- Born: Allisson Marian Lozano Núñez August 1, 1992 (age 33) Chihuahua, Mexico
- Other name: Alisson Lozano
- Occupations: Former singer, actress, model
- Spouse: Eliu Gutierrez ​(m. 2011)​
- Children: 2
- Musical career
- Genres: Pop, Mexican pop
- Instrument: Vocal
- Years active: 2002–2010
- Website: allissonlozz.com (archived)

= Allisson Lozz =

Mexican actress and singer

Allisson Marian Gutiérrez (née Lozano Núñez; born August 1, 1992), better known as Allisson Lozz, is a Mexican former actress, model and singer.
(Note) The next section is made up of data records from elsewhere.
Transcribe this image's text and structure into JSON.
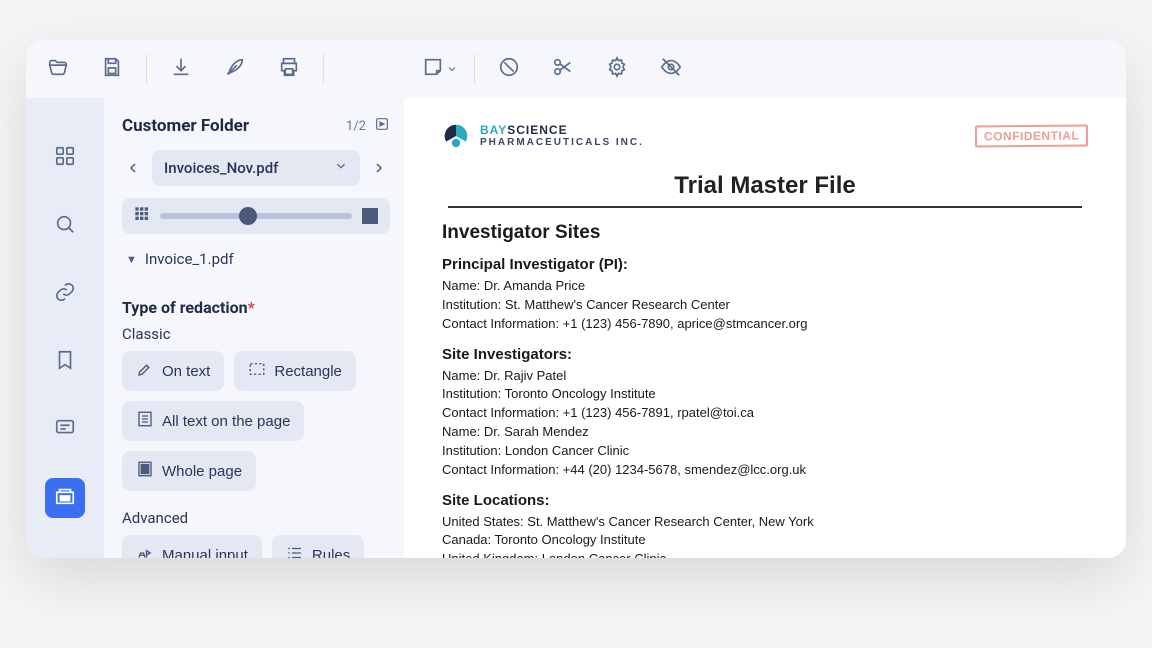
{
  "toolbar": {
    "open_hint": "Open",
    "save_hint": "Save",
    "download_hint": "Download",
    "sign_hint": "Sign",
    "print_hint": "Print",
    "note_hint": "Add note",
    "eraser_hint": "Eraser",
    "scissors_hint": "Cut",
    "settings_hint": "Settings",
    "hide_hint": "Hide"
  },
  "rail": {
    "thumbs_hint": "Thumbnails",
    "search_hint": "Search",
    "links_hint": "Attachments",
    "bookmarks_hint": "Bookmarks",
    "comments_hint": "Comments",
    "redact_hint": "Redaction"
  },
  "sidebar": {
    "title": "Customer Folder",
    "page_counter": "1/2",
    "current_file": "Invoices_Nov.pdf",
    "tree_file": "Invoice_1.pdf",
    "type_label": "Type of redaction",
    "classic_label": "Classic",
    "advanced_label": "Advanced",
    "buttons": {
      "on_text": "On text",
      "rectangle": "Rectangle",
      "all_text": "All text on the page",
      "whole_page": "Whole page",
      "manual_input": "Manual input",
      "rules": "Rules"
    }
  },
  "document": {
    "logo_line1_a": "BAY",
    "logo_line1_b": "SCIENCE",
    "logo_line2": "PHARMACEUTICALS INC.",
    "stamp": "CONFIDENTIAL",
    "title": "Trial Master File",
    "section1": "Investigator Sites",
    "pi_heading": "Principal Investigator (PI):",
    "pi_name": "Name: Dr. Amanda Price",
    "pi_inst": "Institution: St. Matthew's Cancer Research Center",
    "pi_contact": "Contact Information: +1 (123) 456-7890, aprice@stmcancer.org",
    "si_heading": "Site Investigators:",
    "si1_name": "Name: Dr. Rajiv Patel",
    "si1_inst": "Institution: Toronto Oncology Institute",
    "si1_contact": "Contact Information: +1 (123) 456-7891, rpatel@toi.ca",
    "si2_name": "Name: Dr. Sarah Mendez",
    "si2_inst": "Institution: London Cancer Clinic",
    "si2_contact": "Contact Information: +44 (20) 1234-5678, smendez@lcc.org.uk",
    "loc_heading": "Site Locations:",
    "loc1": "United States: St. Matthew's Cancer Research Center, New York",
    "loc2": "Canada: Toronto Oncology Institute",
    "loc3": "United Kingdom: London Cancer Clinic"
  }
}
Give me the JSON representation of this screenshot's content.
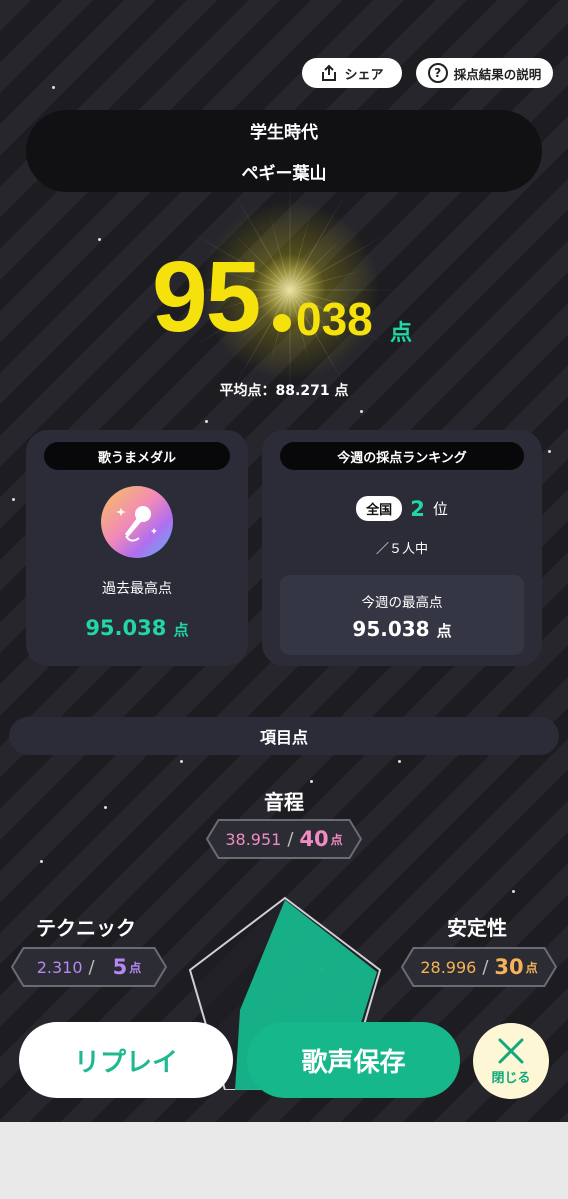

She is best known for her roles in the Mexican telenovelas Mision S.O.S as Diana, in Rebelde as Bianca, in Al Diablo con los Guapos as Milagros, and En Nombre del Amor as Paloma.

Lozano started her career on television with the program Código F.A.M.A. She received her first opportunity to play an adult main character on Al Diablo con los Guapos, which became a popular daytime telenovela. She performed her song, No Me Supiste Querer, with K-Paz de la Sierra on April 27, 2008, at Premios TVyNovelas.

Lozano appears in the videoclip for Carita Bonita by reggaeton duo Erre XI. In 2010, after the success of En Nombre del Amor, Lozano retired from acting, having become a Jehovah's Witness. On January 15, 2011, she married Eliu Gutiérrez. She currently lives in Colorado, United States, and has two daughters, London Rose and Sydney. She also is an Independent Sales Director for Mary Kay Cosmetics, and does not go by the name of Allisson Lozano, she now goes by Allisson Gutierrez.

== Telenovelas ==

| Year | Title | Role | Notes |
|---|---|---|---|
| 2003–04 | Alegrijes y Rebujos | Allison Rebolledo | Antagonist |
| 2004–05 | Mision S.O.S | Diana Lozano | Protagonist |
| 2005–06 | Rebelde | Bianca Delight Abril | Recurring Character |
| 2006–07 | Las Dos Caras de Ana | Paulina Gardel Durán | Supporting Role |
| 2007–08 | Al Diablo con los Guapos | Milagros "Mili" Ramos / Milagros Belmonte Ramos Arango de Miranda | Protagonist |
| 2008–09 | En nombre del amor | Paloma Espinoza de los Monteros Diaz / Paloma Espinoza de los Monteros de Saenz | Protagonist |

== TV programs ==

| Year | Title | Role | Notes |
| 2002–03 | Código F.A.M.A. | Herself | Contestant |
| 2005 | La energía de Sonric'slandia | Herself / Leta | Host |
| 2005–10 | Vecinos | Brenda | 1 episode |
| 2006 | Amor Mío | Luz Valenzuela |  |
| 2007 | Objetos Perdidos | Various characters |  |
| RBD: season 2 | Bianca | Various episodes |
| 50 Años de la telenovela: Mentiras y Verdades | Guest |  |
| 2008 | La Rosa De Guadalupe | Kika | Episode: Kika, la reguetonera |

== Discography ==
- Misión S.O.S. Especial de Navidad
- Misión S.O.S
- Disco Alegrije
- Disco Rebujo
- Navidad Alegrije
- Navidad Rebujo
- Código F.A.M.A.
- Proyecto Estrella

== Awards and nominations ==

=== Premios TVyNovelas ===

| Year | Category | Telenovela | Result |
|---|---|---|---|
| 2009 | Best Young Lead Actress | Al diablo con los guapos | Nominated |

=== Premios People en Español ===

| Year | Category | Telenovela | Result |
| 2009 | Best Couple with Sebastián Zurita | En nombre del amor | Nominated |
| Best Young Actress | Won |

- 2009: Named by the magazine People en Español as one of "Los 50 más bellos".